In search of sensuality

In search of sensuality

Paul Freeman is a man on a mission. The photographer, known for his nude portraits of celebrities and athletes including Ian Roberts and Ryan Kwanten, wants to reintroduce a more subtle, relaxed vision of male beauty to gay culture.

His newest photo book, Outback Brumby (the third in his Outback series, following the popular Bondi collection) is testament to that, filled as it is with images of sexy — but not overtly sexual — Australian men in various states of undress.

“I think this was my way of showing males in a very natural way, as opposed to how the plethora of coffee-table books at the moment seem to show men. It was my way of being a little bit more diverse,” Freeman (inset) explained to Sydney Star Observer.

Sitting in the lounge room of his humble Rose Bay flat, amidst bookshelves and tables stacked high with photography books, Freeman spoke animatedly about the aesthetic he searches for in his models.

“One of the things I’m very passionate about is capturing male beauty, but in an array of guys, rather in one image of maleness.

“Going to the outback and using that as a location and a theme, I get to show a rawer maleness. I go back to what I find intrinsically attractive about the male.”

The trouble, as Freeman sees it, is that in the current prevailing gay culture, “male beauty [is] being dumbed down to a shiny, steroided, tattooed, eight-packed party boy. It doesn’t really offer very much inspiration in terms of sexiness.”

For Freeman, the lure of the forbidden is much sexier than putting it all on show.

“Growing up in Tasmania and being a pretty self-aware homosexual from an early age, everything about masculinity and maleness was furtive glances and furtive appreciation.

“I think what’s different about other photobooks and gay culture nowadays is that it’s so overt and obvious — ‘here’s my hot body’.

“What I find sexy in masculinity are all the other things that are a bit more hidden. Gay culture seems to be appreciating those things less and less at the moment.”

To illustrate his point, he leafed through a new photo book from the mammoth Bruno Gmunder publishing house, scanning page after page of aggressive-looking porn stars, waxed, gym-pumped and covered in tatts, with cocks hard in every shot.

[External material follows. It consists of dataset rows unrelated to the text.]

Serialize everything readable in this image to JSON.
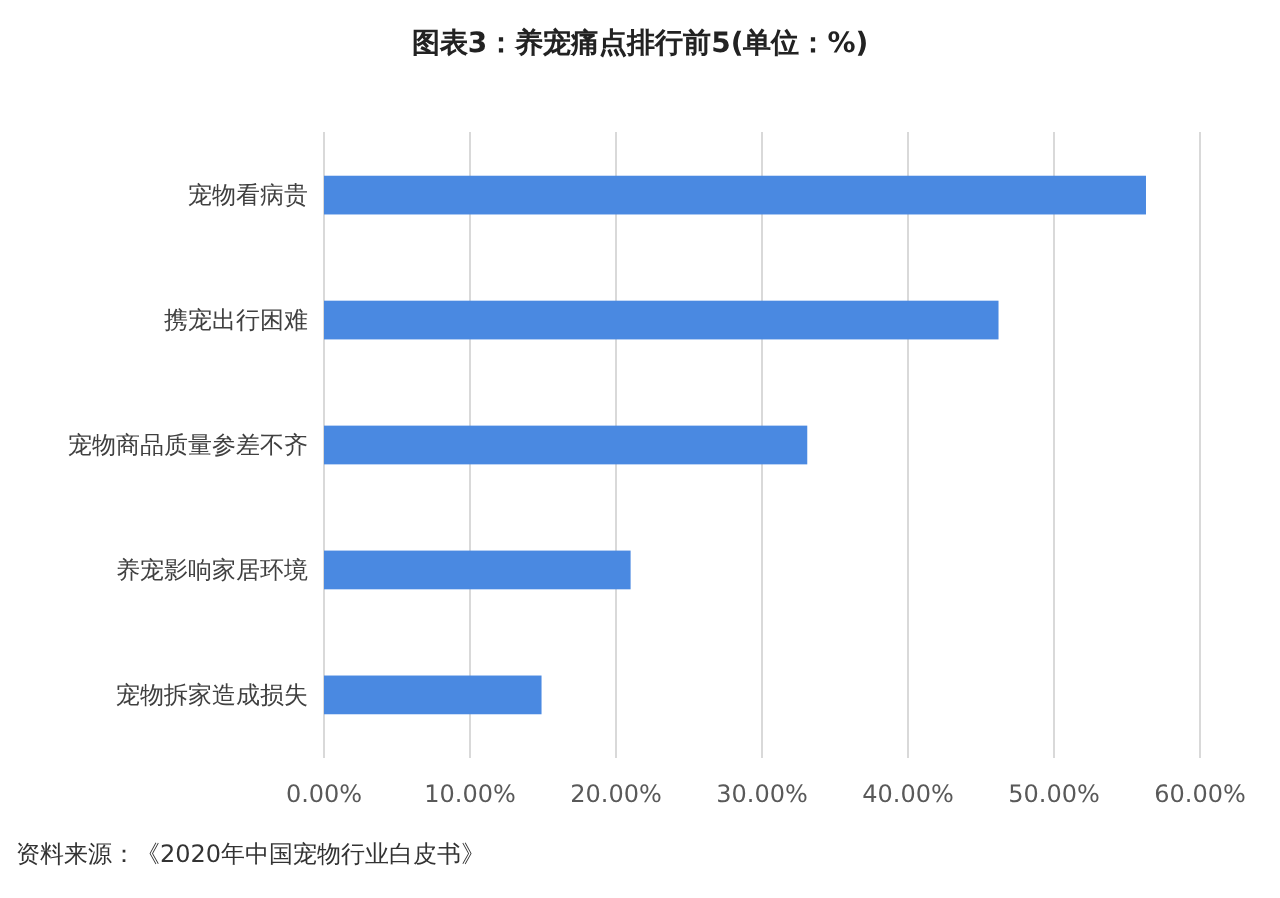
{
  "chart_data": {
    "type": "bar",
    "orientation": "horizontal",
    "title": "图表3：养宠痛点排行前5(单位：%)",
    "categories": [
      "宠物看病贵",
      "携宠出行困难",
      "宠物商品质量参差不齐",
      "养宠影响家居环境",
      "宠物拆家造成损失"
    ],
    "values": [
      56.3,
      46.2,
      33.1,
      21.0,
      14.9
    ],
    "color": "#4a89e1",
    "xlim": [
      0,
      60
    ],
    "xticks": [
      {
        "value": 0,
        "label": "0.00%"
      },
      {
        "value": 10,
        "label": "10.00%"
      },
      {
        "value": 20,
        "label": "20.00%"
      },
      {
        "value": 30,
        "label": "30.00%"
      },
      {
        "value": 40,
        "label": "40.00%"
      },
      {
        "value": 50,
        "label": "50.00%"
      },
      {
        "value": 60,
        "label": "60.00%"
      }
    ],
    "grid": "x",
    "annotations": [
      "资料来源：《2020年中国宠物行业白皮书》"
    ]
  }
}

“It’s all just very overt,” Freeman sighed. “There’s something very forced about these pictures. They’re all smooth, shaved, hard — these aspects of porno culture seem to be infiltrating gay art so much.

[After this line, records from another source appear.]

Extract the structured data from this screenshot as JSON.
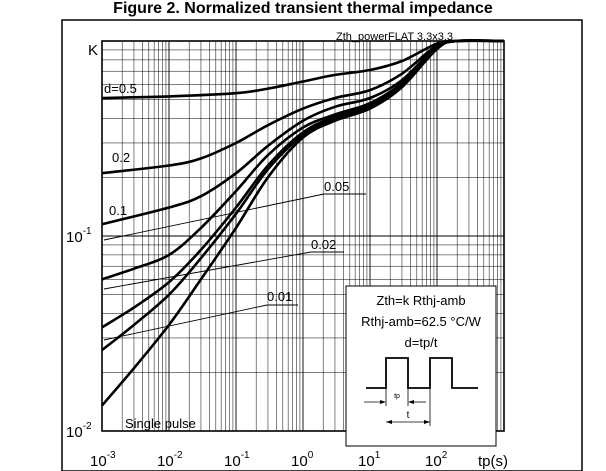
{
  "chart_data": {
    "type": "line",
    "title": "Figure 2. Normalized transient thermal impedance",
    "corner_label": "Zth_powerFLAT 3.3x3.3",
    "ylabel": "K",
    "xlabel": "tp(s)",
    "x_scale": "log",
    "y_scale": "log",
    "xlim": [
      0.001,
      1000
    ],
    "ylim": [
      0.01,
      1
    ],
    "grid": true,
    "x_ticks": [
      {
        "value": 0.001,
        "base": "10",
        "exp": "-3"
      },
      {
        "value": 0.01,
        "base": "10",
        "exp": "-2"
      },
      {
        "value": 0.1,
        "base": "10",
        "exp": "-1"
      },
      {
        "value": 1,
        "base": "10",
        "exp": "0"
      },
      {
        "value": 10,
        "base": "10",
        "exp": "1"
      },
      {
        "value": 100,
        "base": "10",
        "exp": "2"
      }
    ],
    "y_ticks": [
      {
        "value": 0.01,
        "base": "10",
        "exp": "-2"
      },
      {
        "value": 0.1,
        "base": "10",
        "exp": "-1"
      }
    ],
    "series": [
      {
        "name": "d=0.5",
        "points": [
          [
            0.001,
            0.51
          ],
          [
            0.01,
            0.52
          ],
          [
            0.1,
            0.54
          ],
          [
            0.3,
            0.57
          ],
          [
            1,
            0.62
          ],
          [
            3,
            0.67
          ],
          [
            10,
            0.71
          ],
          [
            30,
            0.79
          ],
          [
            100,
            0.97
          ],
          [
            200,
            1.0
          ],
          [
            1000,
            1.0
          ]
        ]
      },
      {
        "name": "0.2",
        "points": [
          [
            0.001,
            0.21
          ],
          [
            0.01,
            0.23
          ],
          [
            0.03,
            0.25
          ],
          [
            0.1,
            0.3
          ],
          [
            0.3,
            0.37
          ],
          [
            1,
            0.45
          ],
          [
            3,
            0.51
          ],
          [
            10,
            0.56
          ],
          [
            30,
            0.68
          ],
          [
            100,
            0.95
          ],
          [
            200,
            1.0
          ],
          [
            1000,
            1.0
          ]
        ]
      },
      {
        "name": "0.1",
        "points": [
          [
            0.001,
            0.115
          ],
          [
            0.01,
            0.14
          ],
          [
            0.03,
            0.16
          ],
          [
            0.1,
            0.21
          ],
          [
            0.3,
            0.29
          ],
          [
            1,
            0.39
          ],
          [
            3,
            0.46
          ],
          [
            10,
            0.51
          ],
          [
            30,
            0.63
          ],
          [
            100,
            0.94
          ],
          [
            200,
            1.0
          ],
          [
            1000,
            1.0
          ]
        ]
      },
      {
        "name": "0.05",
        "points": [
          [
            0.001,
            0.06
          ],
          [
            0.003,
            0.068
          ],
          [
            0.01,
            0.08
          ],
          [
            0.03,
            0.11
          ],
          [
            0.1,
            0.17
          ],
          [
            0.3,
            0.26
          ],
          [
            1,
            0.36
          ],
          [
            3,
            0.42
          ],
          [
            10,
            0.48
          ],
          [
            30,
            0.61
          ],
          [
            100,
            0.93
          ],
          [
            200,
            1.0
          ],
          [
            1000,
            1.0
          ]
        ]
      },
      {
        "name": "0.02",
        "points": [
          [
            0.001,
            0.034
          ],
          [
            0.003,
            0.043
          ],
          [
            0.01,
            0.058
          ],
          [
            0.03,
            0.085
          ],
          [
            0.1,
            0.14
          ],
          [
            0.3,
            0.23
          ],
          [
            1,
            0.34
          ],
          [
            3,
            0.41
          ],
          [
            10,
            0.47
          ],
          [
            30,
            0.6
          ],
          [
            100,
            0.92
          ],
          [
            200,
            1.0
          ],
          [
            1000,
            1.0
          ]
        ]
      },
      {
        "name": "0.01",
        "points": [
          [
            0.001,
            0.026
          ],
          [
            0.003,
            0.035
          ],
          [
            0.01,
            0.05
          ],
          [
            0.03,
            0.077
          ],
          [
            0.1,
            0.13
          ],
          [
            0.3,
            0.22
          ],
          [
            1,
            0.33
          ],
          [
            3,
            0.4
          ],
          [
            10,
            0.46
          ],
          [
            30,
            0.59
          ],
          [
            100,
            0.92
          ],
          [
            200,
            1.0
          ],
          [
            1000,
            1.0
          ]
        ]
      },
      {
        "name": "Single pulse",
        "points": [
          [
            0.001,
            0.0135
          ],
          [
            0.003,
            0.021
          ],
          [
            0.01,
            0.035
          ],
          [
            0.03,
            0.06
          ],
          [
            0.1,
            0.11
          ],
          [
            0.3,
            0.2
          ],
          [
            1,
            0.32
          ],
          [
            3,
            0.39
          ],
          [
            10,
            0.45
          ],
          [
            30,
            0.58
          ],
          [
            100,
            0.91
          ],
          [
            200,
            1.0
          ],
          [
            1000,
            1.0
          ]
        ]
      }
    ],
    "curve_labels": [
      {
        "text": "d=0.5",
        "leader": false
      },
      {
        "text": "0.2",
        "leader": false
      },
      {
        "text": "0.1",
        "leader": false
      },
      {
        "text": "0.05",
        "leader": true
      },
      {
        "text": "0.02",
        "leader": true
      },
      {
        "text": "0.01",
        "leader": true
      },
      {
        "text": "Single pulse",
        "leader": false
      }
    ],
    "annotation": {
      "lines": [
        "Zth=k Rthj-amb",
        "Rthj-amb=62.5 °C/W",
        "d=tp/t"
      ],
      "pulse_labels": {
        "tp": "tp",
        "t": "t"
      }
    }
  }
}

“Maybe really obvious, blingy porn is the new art, and I’m just getting old!”

In print, Freeman’s words may sound a tad bitter, but sitting across from him, watching him rifle through dog-eared art and photography journals to give examples of what he’s talking about, it was clear he’s an artist with an intense passion for the beauty of the male.

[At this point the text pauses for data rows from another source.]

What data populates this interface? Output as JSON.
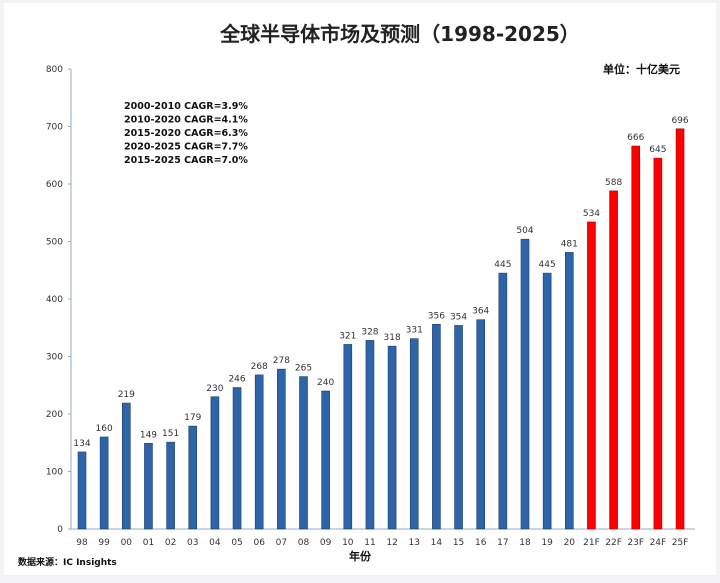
{
  "chart_data": {
    "type": "bar",
    "title": "全球半导体市场及预测（1998-2025）",
    "unit": "单位：十亿美元",
    "xlabel": "年份",
    "ylabel": "",
    "ylim": [
      0,
      800
    ],
    "yticks": [
      0,
      100,
      200,
      300,
      400,
      500,
      600,
      700,
      800
    ],
    "categories": [
      "98",
      "99",
      "00",
      "01",
      "02",
      "03",
      "04",
      "05",
      "06",
      "07",
      "08",
      "09",
      "10",
      "11",
      "12",
      "13",
      "14",
      "15",
      "16",
      "17",
      "18",
      "19",
      "20",
      "21F",
      "22F",
      "23F",
      "24F",
      "25F"
    ],
    "values": [
      134,
      160,
      219,
      149,
      151,
      179,
      230,
      246,
      268,
      278,
      265,
      240,
      321,
      328,
      318,
      331,
      356,
      354,
      364,
      445,
      504,
      445,
      481,
      534,
      588,
      666,
      645,
      696
    ],
    "colors": {
      "actual": "#2e64a8",
      "forecast": "#ff0000"
    },
    "forecast_from_index": 23,
    "annotations": [
      "2000-2010  CAGR=3.9%",
      "2010-2020  CAGR=4.1%",
      "2015-2020  CAGR=6.3%",
      "2020-2025  CAGR=7.7%",
      "2015-2025  CAGR=7.0%"
    ],
    "source": "数据来源：IC Insights",
    "grid": false,
    "legend": "none"
  }
}
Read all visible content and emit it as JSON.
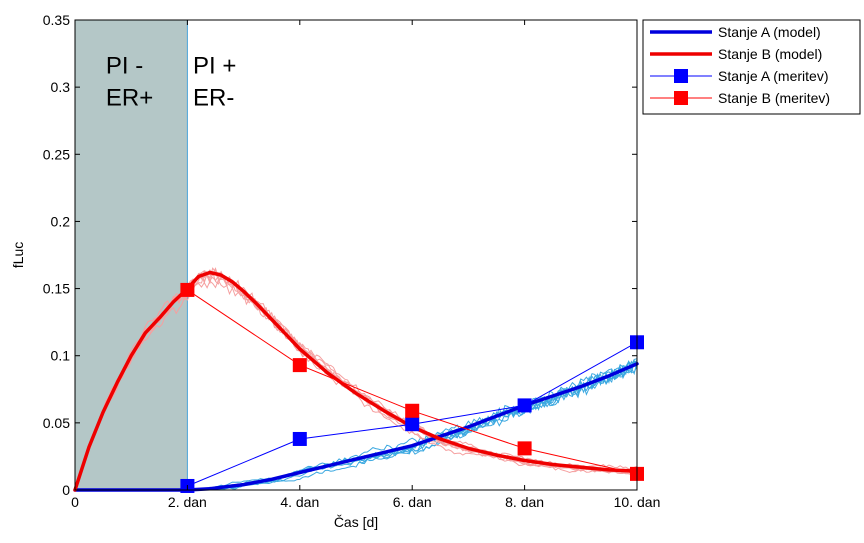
{
  "chart_data": {
    "type": "line",
    "xlabel": "Čas [d]",
    "ylabel": "fLuc",
    "xlim": [
      0,
      10
    ],
    "ylim": [
      0,
      0.35
    ],
    "x_ticks": [
      {
        "value": 0,
        "label": "0"
      },
      {
        "value": 2,
        "label": "2. dan"
      },
      {
        "value": 4,
        "label": "4. dan"
      },
      {
        "value": 6,
        "label": "6. dan"
      },
      {
        "value": 8,
        "label": "8. dan"
      },
      {
        "value": 10,
        "label": "10. dan"
      }
    ],
    "y_ticks": [
      {
        "value": 0,
        "label": "0"
      },
      {
        "value": 0.05,
        "label": "0.05"
      },
      {
        "value": 0.1,
        "label": "0.1"
      },
      {
        "value": 0.15,
        "label": "0.15"
      },
      {
        "value": 0.2,
        "label": "0.2"
      },
      {
        "value": 0.25,
        "label": "0.25"
      },
      {
        "value": 0.3,
        "label": "0.3"
      },
      {
        "value": 0.35,
        "label": "0.35"
      }
    ],
    "grid": false,
    "legend_position": "outside-top-right",
    "shaded_region": {
      "x_start": 0,
      "x_end": 2,
      "color": "#b4c7c7",
      "boundary_color": "#4aa3d8"
    },
    "annotations": [
      {
        "x": 0.55,
        "y": 0.31,
        "lines": [
          "PI -",
          "ER+"
        ]
      },
      {
        "x": 2.1,
        "y": 0.31,
        "lines": [
          "PI +",
          "ER-"
        ]
      }
    ],
    "series": [
      {
        "name": "Stanje A (model)",
        "style": "line",
        "color": "#0000dd",
        "x": [
          0,
          1,
          2,
          2.4,
          3,
          3.5,
          4,
          4.5,
          5,
          5.5,
          6,
          6.5,
          7,
          7.5,
          8,
          8.5,
          9,
          9.5,
          10
        ],
        "y": [
          0,
          0,
          0,
          0.001,
          0.004,
          0.008,
          0.013,
          0.018,
          0.023,
          0.028,
          0.033,
          0.04,
          0.047,
          0.055,
          0.063,
          0.07,
          0.077,
          0.085,
          0.094
        ]
      },
      {
        "name": "Stanje B (model)",
        "style": "line",
        "color": "#ee0000",
        "x": [
          0,
          0.25,
          0.5,
          0.75,
          1,
          1.25,
          1.5,
          1.75,
          2,
          2.2,
          2.4,
          2.6,
          2.8,
          3,
          3.25,
          3.5,
          3.75,
          4,
          4.5,
          5,
          5.5,
          6,
          6.5,
          7,
          7.5,
          8,
          8.5,
          9,
          9.5,
          10
        ],
        "y": [
          0,
          0.032,
          0.058,
          0.08,
          0.1,
          0.117,
          0.128,
          0.14,
          0.15,
          0.159,
          0.162,
          0.16,
          0.155,
          0.148,
          0.138,
          0.127,
          0.116,
          0.105,
          0.087,
          0.072,
          0.059,
          0.047,
          0.038,
          0.031,
          0.026,
          0.022,
          0.019,
          0.017,
          0.015,
          0.014
        ]
      },
      {
        "name": "Stanje A (meritev)",
        "style": "line-marker",
        "color": "#0000ff",
        "x": [
          2,
          4,
          6,
          8,
          10
        ],
        "y": [
          0.003,
          0.038,
          0.049,
          0.063,
          0.11
        ]
      },
      {
        "name": "Stanje B (meritev)",
        "style": "line-marker",
        "color": "#ff0000",
        "x": [
          2,
          4,
          6,
          8,
          10
        ],
        "y": [
          0.149,
          0.093,
          0.059,
          0.031,
          0.012
        ]
      }
    ],
    "stochastic_runs": {
      "A": {
        "color": "#3ba8e0",
        "count": 8
      },
      "B": {
        "color": "#f5a0a0",
        "count": 8
      }
    }
  }
}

“I think what society has always idolised as the epitome of male beauty is that boy/man knife-edge: when a boy becomes a man and has the strength and power of a warrior, but still has that boyish beauty to him. That’s what I often try to capture.”

He does acknowledge, however, that such artistic intentions may be lost on viewers when faced with an alluring image of a well-hung guy.

“I’ve seen people look through my books, and evaluate the photography solely according to ‘hot, hot, not, maybe, hot, who’s that?’ — and that’s it.

“I may have spent a couple of hours preparing the photograph to look a certain way, to evoke a neo-classical painting, and it’ll be completely missed.”

It’s for this reason, Freeman said, that he’s never been tempted to make his own photography more explicit.

“When a guy has an erection in a shot, he’s obviously in a sexual situation. The reality I’m trying to create in the Outback books is that these guys are changing, showering, or hanging out in some way where they’re disrobed. It’s more in a larrikin, cheeky way than a sexual way,” he said.

“I’m trying to create an Australian outback story, and if they had erections, it would destroy that story.”

While Freeman talks passionately about representing a more diverse standard of men, there’s no denying he has a certain ‘type’ — bronzed, hairy-chested, well endowed.

“Obviously, I’m photographing male beauty so I’m not capturing masculinity in all its forms, I’m just showing what I consider to be beautiful in men,” he conceded.

“But hopefully it’s a more realistic, sensual representation than that Tom of Finland, Ken doll, stiff masculinity which almost seems like a caricature.”